Recommended Fly Patterns for the Wabash River, Illinois:
19. White Pines Forest State Park, Ogle County
The 385-acre White Pines Forest State Park is the southern limit of the historic Chicago-Iowa Trail in the Rock River valley. Today, White Pines Forest is ideal for family holidays to enjoy hiking, fishing, camping, and picnicking.
Pine Creek in the White Pines Forest State Park has a variety of fish, including smallmouth bass, sunfish, carp, and suckers. In the spring and fall, the Illinois Department of Natural Resources releases keeper-size trout into various rivers throughout the state.
Pine Creek has pristine, clear water that is cold year-round and spring-fed tributaries, allowing some trout to survive through the hot summer months.
Recommended Fly Patterns for the White Pines Forest State Park Ogle County, Illinois:
- Flashback Hare's Ear Beadhead Natural - Size 18
- Copper John Beadhead - Size 18
- Parachute Adams Indicator - Size 16
What Gear do I need to Fly Fish in Illinois?
Illinois is home to various fish, so choosing your gear depends on what you want to target. As long as you remember to match the hatch and use the appropriately weighted gear for the water you're on, you'll have no problem hooking into fish.
Fly fishing in Illinois requires some basic gear to be successful.

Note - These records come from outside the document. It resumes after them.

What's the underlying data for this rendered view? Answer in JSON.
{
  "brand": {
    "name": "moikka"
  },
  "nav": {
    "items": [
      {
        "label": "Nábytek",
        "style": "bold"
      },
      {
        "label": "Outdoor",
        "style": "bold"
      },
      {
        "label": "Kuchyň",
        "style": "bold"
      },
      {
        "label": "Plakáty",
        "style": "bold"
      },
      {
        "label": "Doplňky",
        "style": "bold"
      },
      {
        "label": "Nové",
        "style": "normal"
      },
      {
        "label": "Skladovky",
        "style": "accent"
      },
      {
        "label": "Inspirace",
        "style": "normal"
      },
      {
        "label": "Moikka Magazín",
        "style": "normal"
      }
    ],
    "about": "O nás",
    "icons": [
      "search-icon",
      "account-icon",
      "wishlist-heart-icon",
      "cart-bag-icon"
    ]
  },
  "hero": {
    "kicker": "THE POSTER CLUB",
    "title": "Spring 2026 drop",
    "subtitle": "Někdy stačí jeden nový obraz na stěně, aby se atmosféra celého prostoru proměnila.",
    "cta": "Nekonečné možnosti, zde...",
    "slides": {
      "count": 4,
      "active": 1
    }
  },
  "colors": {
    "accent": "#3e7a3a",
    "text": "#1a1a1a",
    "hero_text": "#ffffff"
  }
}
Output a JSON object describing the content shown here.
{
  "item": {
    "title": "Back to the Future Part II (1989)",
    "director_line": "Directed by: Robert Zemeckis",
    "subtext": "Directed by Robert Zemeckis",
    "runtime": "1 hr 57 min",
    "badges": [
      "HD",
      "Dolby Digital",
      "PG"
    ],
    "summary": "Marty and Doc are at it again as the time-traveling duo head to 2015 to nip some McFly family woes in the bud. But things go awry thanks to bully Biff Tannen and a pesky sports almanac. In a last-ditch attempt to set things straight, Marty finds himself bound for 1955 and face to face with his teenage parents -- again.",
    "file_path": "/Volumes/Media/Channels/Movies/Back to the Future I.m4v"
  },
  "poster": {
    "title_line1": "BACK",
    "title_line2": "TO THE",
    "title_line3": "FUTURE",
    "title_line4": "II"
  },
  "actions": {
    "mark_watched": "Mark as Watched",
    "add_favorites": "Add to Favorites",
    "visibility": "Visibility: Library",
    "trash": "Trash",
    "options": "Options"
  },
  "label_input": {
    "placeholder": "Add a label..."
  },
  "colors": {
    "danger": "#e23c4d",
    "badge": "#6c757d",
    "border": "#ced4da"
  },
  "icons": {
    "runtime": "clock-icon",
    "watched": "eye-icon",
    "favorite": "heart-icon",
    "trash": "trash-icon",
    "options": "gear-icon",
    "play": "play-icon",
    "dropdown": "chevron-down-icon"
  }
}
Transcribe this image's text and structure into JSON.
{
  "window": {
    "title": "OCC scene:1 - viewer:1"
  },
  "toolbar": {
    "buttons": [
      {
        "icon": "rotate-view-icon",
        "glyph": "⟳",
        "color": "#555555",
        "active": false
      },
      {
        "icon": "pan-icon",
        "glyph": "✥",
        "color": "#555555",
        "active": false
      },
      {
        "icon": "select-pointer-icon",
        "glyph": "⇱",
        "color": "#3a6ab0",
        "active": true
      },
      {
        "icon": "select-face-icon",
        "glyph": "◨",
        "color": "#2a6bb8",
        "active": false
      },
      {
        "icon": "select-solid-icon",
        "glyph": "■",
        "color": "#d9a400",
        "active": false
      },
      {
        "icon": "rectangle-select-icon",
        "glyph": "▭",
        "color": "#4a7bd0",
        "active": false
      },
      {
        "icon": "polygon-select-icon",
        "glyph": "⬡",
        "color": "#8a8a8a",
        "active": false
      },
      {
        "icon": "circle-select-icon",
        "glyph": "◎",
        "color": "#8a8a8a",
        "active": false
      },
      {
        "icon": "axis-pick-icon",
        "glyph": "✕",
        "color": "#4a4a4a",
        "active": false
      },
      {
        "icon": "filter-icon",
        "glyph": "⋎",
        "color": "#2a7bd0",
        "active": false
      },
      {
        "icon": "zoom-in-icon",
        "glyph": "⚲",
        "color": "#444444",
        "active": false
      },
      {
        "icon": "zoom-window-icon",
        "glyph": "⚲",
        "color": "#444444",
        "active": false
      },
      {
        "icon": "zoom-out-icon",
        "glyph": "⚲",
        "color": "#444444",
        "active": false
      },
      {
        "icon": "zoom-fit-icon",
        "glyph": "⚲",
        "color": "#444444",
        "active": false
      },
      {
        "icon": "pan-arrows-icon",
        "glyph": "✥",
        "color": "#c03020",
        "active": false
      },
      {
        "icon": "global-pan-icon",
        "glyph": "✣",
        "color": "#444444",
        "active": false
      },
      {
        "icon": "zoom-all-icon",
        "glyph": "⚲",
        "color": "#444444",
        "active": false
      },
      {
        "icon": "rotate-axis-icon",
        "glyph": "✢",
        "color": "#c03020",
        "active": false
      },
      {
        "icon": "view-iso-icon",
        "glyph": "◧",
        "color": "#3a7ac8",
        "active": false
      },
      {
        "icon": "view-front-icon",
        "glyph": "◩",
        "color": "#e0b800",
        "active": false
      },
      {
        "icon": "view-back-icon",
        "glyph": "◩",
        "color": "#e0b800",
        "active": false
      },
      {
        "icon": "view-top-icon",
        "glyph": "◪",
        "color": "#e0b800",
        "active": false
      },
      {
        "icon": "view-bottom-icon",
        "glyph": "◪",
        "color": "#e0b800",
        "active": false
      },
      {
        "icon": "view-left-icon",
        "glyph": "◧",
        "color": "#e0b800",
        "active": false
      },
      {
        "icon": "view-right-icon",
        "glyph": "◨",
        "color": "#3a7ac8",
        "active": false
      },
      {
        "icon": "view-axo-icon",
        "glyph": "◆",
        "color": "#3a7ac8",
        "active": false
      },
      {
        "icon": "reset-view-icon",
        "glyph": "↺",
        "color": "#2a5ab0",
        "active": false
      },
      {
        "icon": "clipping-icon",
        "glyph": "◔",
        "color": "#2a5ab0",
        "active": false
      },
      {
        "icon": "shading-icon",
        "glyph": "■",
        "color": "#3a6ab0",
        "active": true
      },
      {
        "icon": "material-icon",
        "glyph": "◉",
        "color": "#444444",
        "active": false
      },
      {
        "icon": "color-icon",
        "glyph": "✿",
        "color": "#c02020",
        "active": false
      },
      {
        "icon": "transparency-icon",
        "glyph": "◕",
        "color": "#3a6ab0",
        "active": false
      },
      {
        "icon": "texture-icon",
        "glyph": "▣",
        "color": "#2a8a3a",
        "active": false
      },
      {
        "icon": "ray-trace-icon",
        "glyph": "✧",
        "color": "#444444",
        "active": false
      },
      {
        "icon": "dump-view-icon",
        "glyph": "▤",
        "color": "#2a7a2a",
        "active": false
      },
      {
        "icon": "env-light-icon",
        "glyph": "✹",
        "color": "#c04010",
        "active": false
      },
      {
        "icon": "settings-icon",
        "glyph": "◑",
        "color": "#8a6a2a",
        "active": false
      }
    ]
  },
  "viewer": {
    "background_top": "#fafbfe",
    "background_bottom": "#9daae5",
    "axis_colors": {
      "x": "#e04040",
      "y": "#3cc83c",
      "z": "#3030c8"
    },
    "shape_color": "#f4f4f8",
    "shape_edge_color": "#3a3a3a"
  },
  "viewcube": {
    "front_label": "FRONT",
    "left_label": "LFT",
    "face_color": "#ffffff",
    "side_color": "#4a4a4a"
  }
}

This includes a rod, reel, line, tippet, and flies. In addition to this basic gear, waders and wading boots are recommended to stay dry and comfortable while fishing.
When choosing a rod, it is important to consider the type of fish you plan on targeting. A smaller rod in the 4-5 weight range will suffice for smaller fish, such as bluegill and sunfish. For larger fish, such as bass and trout, a larger rod will be necessary.
Additional Facts about Fly Fishing in Illinois
Are there any trout streams in Illinois?
Trout streams are found throughout Illinois, with the majority being located in the northern part of the state. To fish for trout in Illinois, you must have a valid fishing license and an inland trout stamp.
Are there wild trout in Illinois?
Wild trout are found in many streams throughout Illinois. In addition, the Illinois Department of Natural Resources stocks trout twice a year in select lakes and streams.
What is the best time of year to fly fish in Illinois?
The best time of year to fly fish in Illinois depends on the type of fish you want to target. For trout, the best time to fish is in the spring and fall when the water is cooler. For bass, the best time to fish is in the summer when the water is warmer.
Where is the best fishing in Illinois?
Some of the most popular fly fishing spots in Illinois include the Fox River, Kankakee River, Wabash River, and the White Pines Forest State Park.
Illinois offers anglers a variety of fly fishing opportunities, from small streams teeming with trout to large rivers full of bass. No matter what type of fish you're looking to catch, there's a spot in Illinois that's perfect for you. So grab your gear and head out on an adventure - you're sure to find some great fishing in the Land of Lincoln.